You can continue to watch him bake and decorate on Food Network’s Duff Takes the Cake and mentor bakers on Kids Baking Championship.
In September, Goldman made a special appearance at the International Baking Industry Exposition (IBIE) in partnership with AB Mauri where he signed autographs and crafted a unique cake sculpture, Spilled Yeast. Made of fondant, wood and foam, his sculpted, oversized packet of iconic Fleischmann’s yeast is a unique reflection of the actual 7-gram package that consumers purchase today. Now 151 years old, Fleischmann’s is the oldest bakery yeast brand in North America.
“It’s nice working with AB Mauri. We are celebrating the art of baking,” Goldman said during an exclusive with Bake magazine. “Arts and crafts are two different things. You can’t make it art if the craft isn’t awesome.”
He’s excited about doing a show where he’ll return to the kitchen — “I love to bake. I love doing demos. The baking industry is all about tradition,” he said.
“People are making stunning cakes all around the world. More and more people are getting better at it. And that’s exciting,” Goldman said. “It’s people in Africa. It’s people in South America. It’s people in Europe, and they’re really doing neat stuff.
“It makes me nervous because we’ve got to stay on top of our game. We don’t want to be dinosaurs.”
Goldman grew up as a graffiti artist in his youth and remembers having “no preconceived notion of what you were supposed to do with fondant. I put motors and lasers on cakes and send cakes into space. Me and my crew innovated in a very specific way. Now there are so many different directions in cake that it’s not just massive, over-the-top cakes, but really refined. Cake artists are not relying on shock value to impress.”
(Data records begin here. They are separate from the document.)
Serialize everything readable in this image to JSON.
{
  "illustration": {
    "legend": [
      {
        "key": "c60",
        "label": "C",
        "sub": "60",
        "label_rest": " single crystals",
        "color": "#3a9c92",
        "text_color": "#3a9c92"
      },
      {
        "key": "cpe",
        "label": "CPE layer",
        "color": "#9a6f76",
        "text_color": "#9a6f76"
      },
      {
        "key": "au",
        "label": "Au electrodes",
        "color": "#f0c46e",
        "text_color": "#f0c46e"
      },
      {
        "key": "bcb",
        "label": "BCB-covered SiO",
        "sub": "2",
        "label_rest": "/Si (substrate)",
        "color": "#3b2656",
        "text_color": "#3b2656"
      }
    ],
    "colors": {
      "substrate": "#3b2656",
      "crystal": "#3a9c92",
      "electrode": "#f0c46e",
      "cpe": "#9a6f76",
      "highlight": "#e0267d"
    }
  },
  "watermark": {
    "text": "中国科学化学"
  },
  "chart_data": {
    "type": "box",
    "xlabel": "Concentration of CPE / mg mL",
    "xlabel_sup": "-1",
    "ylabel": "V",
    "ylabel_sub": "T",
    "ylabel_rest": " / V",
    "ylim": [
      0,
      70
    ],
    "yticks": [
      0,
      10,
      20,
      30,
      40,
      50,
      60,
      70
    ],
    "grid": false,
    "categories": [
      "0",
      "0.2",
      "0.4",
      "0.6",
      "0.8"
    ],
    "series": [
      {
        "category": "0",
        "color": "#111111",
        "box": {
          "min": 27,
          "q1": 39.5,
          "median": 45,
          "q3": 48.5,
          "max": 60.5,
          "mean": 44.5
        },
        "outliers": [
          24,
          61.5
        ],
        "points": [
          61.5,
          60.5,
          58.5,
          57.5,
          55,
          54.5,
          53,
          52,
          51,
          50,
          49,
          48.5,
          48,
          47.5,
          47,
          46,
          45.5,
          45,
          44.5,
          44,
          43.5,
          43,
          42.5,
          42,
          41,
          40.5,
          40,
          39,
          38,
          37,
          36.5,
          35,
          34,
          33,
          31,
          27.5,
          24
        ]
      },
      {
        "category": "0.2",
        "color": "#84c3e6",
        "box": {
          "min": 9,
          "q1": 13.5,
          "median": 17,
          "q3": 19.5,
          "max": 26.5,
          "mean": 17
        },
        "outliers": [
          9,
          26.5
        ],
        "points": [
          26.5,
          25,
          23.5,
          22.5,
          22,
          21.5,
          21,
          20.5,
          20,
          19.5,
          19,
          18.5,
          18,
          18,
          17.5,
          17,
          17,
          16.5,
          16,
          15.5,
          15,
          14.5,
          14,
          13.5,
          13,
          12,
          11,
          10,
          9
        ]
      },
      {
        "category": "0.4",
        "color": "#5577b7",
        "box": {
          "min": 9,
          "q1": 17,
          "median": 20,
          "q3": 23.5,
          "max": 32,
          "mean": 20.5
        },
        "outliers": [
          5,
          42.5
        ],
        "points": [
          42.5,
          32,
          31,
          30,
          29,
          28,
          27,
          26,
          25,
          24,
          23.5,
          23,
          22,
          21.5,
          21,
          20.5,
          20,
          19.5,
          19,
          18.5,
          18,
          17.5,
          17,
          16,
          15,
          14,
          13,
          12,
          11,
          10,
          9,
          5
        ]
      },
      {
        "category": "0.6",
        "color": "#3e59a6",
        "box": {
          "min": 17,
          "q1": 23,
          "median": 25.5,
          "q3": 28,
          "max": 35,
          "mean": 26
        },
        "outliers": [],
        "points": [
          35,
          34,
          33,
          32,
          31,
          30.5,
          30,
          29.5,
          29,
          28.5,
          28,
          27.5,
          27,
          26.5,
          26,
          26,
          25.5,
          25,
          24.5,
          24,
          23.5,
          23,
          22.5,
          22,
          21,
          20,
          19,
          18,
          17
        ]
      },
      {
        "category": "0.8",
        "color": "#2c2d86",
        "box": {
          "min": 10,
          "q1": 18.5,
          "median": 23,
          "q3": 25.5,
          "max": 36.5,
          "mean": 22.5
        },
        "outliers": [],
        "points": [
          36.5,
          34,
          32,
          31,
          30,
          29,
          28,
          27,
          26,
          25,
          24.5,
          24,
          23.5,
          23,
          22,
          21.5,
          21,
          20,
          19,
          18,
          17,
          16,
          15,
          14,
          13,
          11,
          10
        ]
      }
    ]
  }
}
He started Charm City Cakes in Baltimore in 2002, with his personal goal of becoming a full-time rock musician. “I wasn’t trying to change the industry. I was trying to pay the rent.”
All of his employees came from art school, and they began to redefine cake art, particularly as Ace of Cakes became widely popular during its 10 seasons on Food Network.
Another piece of good news: He’s still in a band, as the bass player for his musical group, Foigrock.
Looking back on his favorite cake creations, Goldman grabs his phone and quickly sorts through thousands of images to find the one: a tackle box with a fish, all edible. “This is one of my favorite cakes,” he said. “Being able to create that level of realism with hand painting, airbrushing. That’s what is exciting to me.”